Frailty is all around us, especially when you take a quick peek at the recent literature on working with older people. It is important that nurses working with older people in all care settings are aware of what frailty is, what the implications are if someone is identified as living with frailty and what, if anything, can be done about it.

We all have a picture in our head of a frail person, the problem is that there is a big chance that this picture is a different image to the one the person sitting next to you is thinking of. It is important therefore to have the ability to put an objective view point into play.

So, what is frailty? Well, it basically means that the person is less able to cope with illness and may lose their functional ability quite quickly. They will have a reduced capacity within their physical and psychological reserves. This may well mean that something small such as a UTI may tip the balance and that the person with frailty can have a dramatic change in their health status and circumstances. Older people with frailty who need to undergo surgery can have less successful outcomes if the frailty has not been identified prior to the operation because of this lack of physical and cognitive reserve.

Frailty can be seen as a long term condition just like heart disease or asthma but because the symptoms are much more hidden it is often not picked up especially by a health service that tends to focus on diseases. So, is there anything that you can do about it?

Naturally the answer to this is a resonating yes and to help you in this the British Geriatrics Society (BGS) can have just published a consensus best practice guidance for the recognition and management of older people living with frailty. Does this apply to me I hear you asking, well yes of course, the guideline is intended to be used by anyone who may be providing support for older people in the community or out-patient setting. One of the advantages of this guideline is that it was produced by a multidisciplinary team and therefore takes into account the different disciplines.

The guideline is available in 2 versions. There is a long version which is very medically focused and the short version which is accessible to all professions including social care and is written in plain English. The guideline goes through the process of how to recognise people with frailty. It talks about the syndromes that might cause you to think about frailty such as falls, immobility, delirium/acute confusion, incontinence and susceptibility to medication side effects (these used to be known as the Geriatric Giants). There are a couple of screening tools that might be useful in identifying those people with frailty and these are recommended in the guideline. They are gait speed and the timed up and go. It is recognised that conducting these tests in the confined space of a person’s own home may cause difficulties and so PRISMA 7 has been recommended as an alternative. The BGS guidelines do not recommend whole sale population screening rather they focus on opportunistic screening. So when you come into contact with an older person, as part of your holistic assessment, start to put frailty in as an aspect to consider.

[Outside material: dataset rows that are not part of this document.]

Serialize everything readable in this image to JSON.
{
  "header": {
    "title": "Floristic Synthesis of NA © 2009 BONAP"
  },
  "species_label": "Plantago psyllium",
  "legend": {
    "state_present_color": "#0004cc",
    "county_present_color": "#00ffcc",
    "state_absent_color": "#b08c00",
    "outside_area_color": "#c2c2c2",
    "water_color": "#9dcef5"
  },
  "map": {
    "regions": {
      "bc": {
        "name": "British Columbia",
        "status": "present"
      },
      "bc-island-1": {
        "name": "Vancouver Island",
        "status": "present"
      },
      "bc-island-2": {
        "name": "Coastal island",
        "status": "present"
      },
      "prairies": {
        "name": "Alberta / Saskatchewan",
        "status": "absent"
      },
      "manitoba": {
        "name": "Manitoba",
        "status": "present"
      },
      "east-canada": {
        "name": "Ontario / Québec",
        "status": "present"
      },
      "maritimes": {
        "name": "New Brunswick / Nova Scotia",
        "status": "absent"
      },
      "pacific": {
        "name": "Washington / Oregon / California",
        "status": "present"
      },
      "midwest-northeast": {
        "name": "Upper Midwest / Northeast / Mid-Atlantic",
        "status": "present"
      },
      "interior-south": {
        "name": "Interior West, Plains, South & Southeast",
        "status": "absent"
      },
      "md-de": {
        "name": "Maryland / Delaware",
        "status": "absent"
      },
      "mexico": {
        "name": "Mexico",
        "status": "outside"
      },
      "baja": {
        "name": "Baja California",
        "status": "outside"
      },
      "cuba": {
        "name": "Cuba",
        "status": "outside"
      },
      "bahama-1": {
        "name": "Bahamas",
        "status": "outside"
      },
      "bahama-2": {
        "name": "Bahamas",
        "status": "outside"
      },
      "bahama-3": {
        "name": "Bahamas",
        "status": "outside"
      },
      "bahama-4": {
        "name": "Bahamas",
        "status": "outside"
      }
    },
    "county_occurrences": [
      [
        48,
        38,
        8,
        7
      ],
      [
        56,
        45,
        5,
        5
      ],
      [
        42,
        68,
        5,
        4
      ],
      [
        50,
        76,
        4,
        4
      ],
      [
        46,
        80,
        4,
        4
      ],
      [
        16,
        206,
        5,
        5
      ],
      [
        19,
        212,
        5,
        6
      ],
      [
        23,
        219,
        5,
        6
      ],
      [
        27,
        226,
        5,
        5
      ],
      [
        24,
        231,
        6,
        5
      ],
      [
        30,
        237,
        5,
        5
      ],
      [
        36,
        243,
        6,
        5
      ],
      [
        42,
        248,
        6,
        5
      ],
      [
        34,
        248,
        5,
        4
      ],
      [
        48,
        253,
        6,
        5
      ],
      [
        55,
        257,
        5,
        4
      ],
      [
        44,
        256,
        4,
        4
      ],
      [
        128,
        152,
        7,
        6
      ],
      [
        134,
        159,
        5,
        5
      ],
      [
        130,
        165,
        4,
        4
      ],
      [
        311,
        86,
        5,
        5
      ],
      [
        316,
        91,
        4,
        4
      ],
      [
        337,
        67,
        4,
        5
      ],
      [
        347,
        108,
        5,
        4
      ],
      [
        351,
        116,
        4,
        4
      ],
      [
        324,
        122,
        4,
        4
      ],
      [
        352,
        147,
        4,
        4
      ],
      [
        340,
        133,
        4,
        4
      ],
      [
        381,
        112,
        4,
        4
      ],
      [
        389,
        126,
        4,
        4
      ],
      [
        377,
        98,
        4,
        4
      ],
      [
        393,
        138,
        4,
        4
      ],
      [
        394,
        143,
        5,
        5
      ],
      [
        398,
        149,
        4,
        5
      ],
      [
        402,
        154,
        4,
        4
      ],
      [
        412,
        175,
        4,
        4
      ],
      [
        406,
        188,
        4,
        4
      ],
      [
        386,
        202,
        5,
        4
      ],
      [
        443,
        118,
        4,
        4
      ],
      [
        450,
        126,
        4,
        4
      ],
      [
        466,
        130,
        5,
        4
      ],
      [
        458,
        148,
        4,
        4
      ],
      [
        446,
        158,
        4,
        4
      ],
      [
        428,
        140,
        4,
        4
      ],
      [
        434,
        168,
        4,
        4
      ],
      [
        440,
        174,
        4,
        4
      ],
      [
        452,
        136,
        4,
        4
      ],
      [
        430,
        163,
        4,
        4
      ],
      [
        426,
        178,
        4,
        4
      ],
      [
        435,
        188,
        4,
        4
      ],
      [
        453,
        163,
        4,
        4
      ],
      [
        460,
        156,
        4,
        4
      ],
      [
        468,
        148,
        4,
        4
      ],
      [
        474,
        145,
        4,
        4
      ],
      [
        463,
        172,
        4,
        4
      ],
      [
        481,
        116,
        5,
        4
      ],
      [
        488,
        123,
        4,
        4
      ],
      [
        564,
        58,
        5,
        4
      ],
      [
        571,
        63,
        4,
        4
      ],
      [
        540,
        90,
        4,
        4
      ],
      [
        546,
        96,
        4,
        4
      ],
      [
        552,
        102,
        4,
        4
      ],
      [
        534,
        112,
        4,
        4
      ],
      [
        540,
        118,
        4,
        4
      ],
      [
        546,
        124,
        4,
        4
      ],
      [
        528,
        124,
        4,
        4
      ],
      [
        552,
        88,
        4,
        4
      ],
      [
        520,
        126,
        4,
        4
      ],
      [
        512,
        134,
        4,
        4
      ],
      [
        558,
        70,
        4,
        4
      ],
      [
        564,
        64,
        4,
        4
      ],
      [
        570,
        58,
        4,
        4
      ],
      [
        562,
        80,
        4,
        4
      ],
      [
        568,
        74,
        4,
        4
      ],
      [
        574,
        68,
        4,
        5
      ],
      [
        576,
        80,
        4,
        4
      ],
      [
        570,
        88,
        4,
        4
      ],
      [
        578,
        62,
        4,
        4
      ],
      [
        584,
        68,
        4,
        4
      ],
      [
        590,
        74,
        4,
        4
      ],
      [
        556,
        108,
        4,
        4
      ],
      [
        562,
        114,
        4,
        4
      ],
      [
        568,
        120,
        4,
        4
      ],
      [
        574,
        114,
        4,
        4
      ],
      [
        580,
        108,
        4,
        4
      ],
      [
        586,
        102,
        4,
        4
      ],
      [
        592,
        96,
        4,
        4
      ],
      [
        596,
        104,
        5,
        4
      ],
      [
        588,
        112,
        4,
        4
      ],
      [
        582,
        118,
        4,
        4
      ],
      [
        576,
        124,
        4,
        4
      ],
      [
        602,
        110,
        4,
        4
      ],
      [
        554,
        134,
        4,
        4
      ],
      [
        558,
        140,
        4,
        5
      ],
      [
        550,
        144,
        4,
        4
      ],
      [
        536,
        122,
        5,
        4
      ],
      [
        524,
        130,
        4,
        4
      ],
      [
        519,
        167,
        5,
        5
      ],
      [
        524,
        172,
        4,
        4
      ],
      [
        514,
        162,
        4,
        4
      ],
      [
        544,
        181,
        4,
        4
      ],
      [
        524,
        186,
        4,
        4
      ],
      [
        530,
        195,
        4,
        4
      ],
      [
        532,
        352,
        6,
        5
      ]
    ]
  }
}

If you identify someone as potentially frail, then what should you do? The guidelines will point you in the direction of a Comprehensive Geriatric Assessment (CGA), this is an evidence based approach that has been proven to benefit older people. The guideline does acknowledge that this can be time consuming and therefore recommends that at the very minimum a holistic assessment is undertaken of the person’s needs with referral for CGA if it is identified that this is needed. A comprehensive care plan should then be devised in conjunction with the patient and/or carer, ensuring that as professionals we are very sure about what the person’s goals are.

I would recommend reading the BGS guidelines, they are easy to read and focus on an integrated approach as they are aimed at ambulance, social care, third sector and health professionals.